Advertencias

  • No te acerques a los caimanes bebés en la naturaleza. Las madres se quedarán con sus crías hasta dos años, así que un caimán madre podría estar cerca y pensar que estás amenazando a sus crías. En este caso, ella te atacará.

Puntas

  • Mantén a las mascotas y cualquier otro tipo de comida lejos de tu cría y tu caimán joven. Los caimanes no son demasiado particulares sobre lo que comen y comerán lo que tengan a mano. No ponga piedritas en el recinto de su cría; use sólo rocas naturales más grandes que hayan sido esterilizadas por ebullición. Su bebé caimán probablemente comerá algo y podría alojarse en su sistema digestivo, lo que podría resultar en enfermedad o muerte. No se recomienda alimentar a un bebé caimán en la naturaleza.

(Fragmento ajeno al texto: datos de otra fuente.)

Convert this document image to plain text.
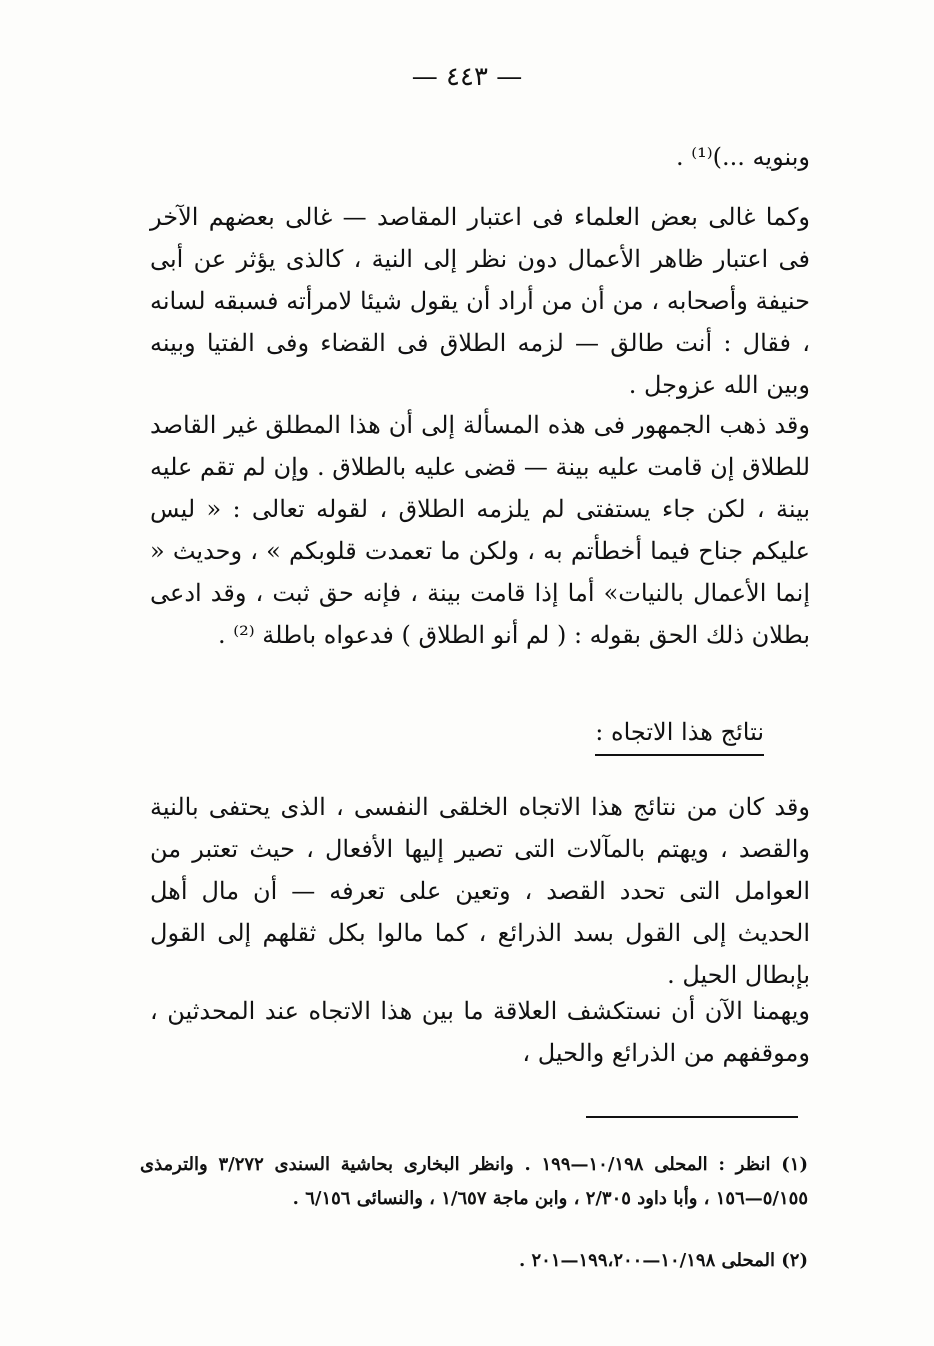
— ٤٤٣ —

وبنويه ...)⁽¹⁾ .

وكما غالى بعض العلماء فى اعتبار المقاصد — غالى بعضهم الآخر فى اعتبار ظاهر الأعمال دون نظر إلى النية ، كالذى يؤثر عن أبى حنيفة وأصحابه ، من أن من أراد أن يقول شيئا لامرأته فسبقه لسانه ، فقال : أنت طالق — لزمه الطلاق فى القضاء وفى الفتيا وبينه وبين الله عزوجل .

وقد ذهب الجمهور فى هذه المسألة إلى أن هذا المطلق غير القاصد للطلاق إن قامت عليه بينة — قضى عليه بالطلاق . وإن لم تقم عليه بينة ، لكن جاء يستفتى لم يلزمه الطلاق ، لقوله تعالى : « ليس عليكم جناح فيما أخطأتم به ، ولكن ما تعمدت قلوبكم » ، وحديث « إنما الأعمال بالنيات» أما إذا قامت بينة ، فإنه حق ثبت ، وقد ادعى بطلان ذلك الحق بقوله : ( لم أنو الطلاق ) فدعواه باطلة ⁽²⁾ .

نتائج هذا الاتجاه :

وقد كان من نتائج هذا الاتجاه الخلقى النفسى ، الذى يحتفى بالنية والقصد ، ويهتم بالمآلات التى تصير إليها الأفعال ، حيث تعتبر من العوامل التى تحدد القصد ، وتعين على تعرفه — أن مال أهل الحديث إلى القول بسد الذرائع ، كما مالوا بكل ثقلهم إلى القول بإبطال الحيل .

ويهمنا الآن أن نستكشف العلاقة ما بين هذا الاتجاه عند المحدثين ، وموقفهم من الذرائع والحيل ،

(١) انظر : المحلى ١٠/١٩٨—١٩٩ . وانظر البخارى بحاشية السندى ٣/٢٧٢ والترمذى ٥/١٥٥—١٥٦ ، وأبا داود ٢/٣٠٥ ، وابن ماجة ١/٦٥٧ ، والنسائى ٦/١٥٦ .

(٢) المحلى ١٠/١٩٨—١٩٩،٢٠٠—٢٠١ .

El cuidado de los caimanes bebés, o crías, requiere un conocimiento especial, y debe considerar cuidadosamente lo que le pasará a su mascota una vez que alcance un tamaño inmanejable. Debido a que los caimanes crecen alrededor de un pie al año hasta que llegan a la madurez, no pasará mucho tiempo hasta que tenga una mascota que sea capaz de hacer un daño significativo a usted, su familia y su hogar. Es ilegal tener caimanes como mascotas en muchos estados, y muchos de aquellos donde es legal requieren que usted tenga los permisos o licencias apropiadas. Usted puede alimentar con éxito a su bebé caimán usando el sentido común y siguiendo algunas pautas importantes.

Elija alimentos como peces pequeños, insectos, langostas, ratones pequeños y ranas. Los caimanes comen alimentos enteros en la naturaleza, así que no alimente a su cría con una dieta constante de trozos de carne. Necesitan el calcio y otros nutrientes que se encuentran en la comida entera.

como alimentar a los bebes de caiman

Utiliza comida no congelada, cruda y preferiblemente viva para alimentar a tu cría o joven caimán. Tienen un sistema digestivo sensible y no pueden manejar alimentos cocinados o congelados. Descongele cualquier alimento congelado o parcialmente congelado antes de alimentar a la cría.

Alimenta a tu cría cada dos días; a los jóvenes cada tres o cuatro días. Los caimanes comerán tanto y tan a menudo como les dejes, así que mantén un horario estricto. La sobrealimentación llevará a la gota.

Utiliza un utensilio para alimentar a tu cría para que tanto tú como el bebé se acostumbren a no asociar tus manos con la comida. Esto ayudará a prevenir la confusión, que podría ser mortal más adelante.

Establezca una rutina y un horario de alimentación. Alimente a su cría a la misma hora del día, usando el mismo método y en el mismo lugar. Aunque no puedes “entrenar” a un caimán, puedes mantenerlo calmado haciendo que las cosas sean predecibles.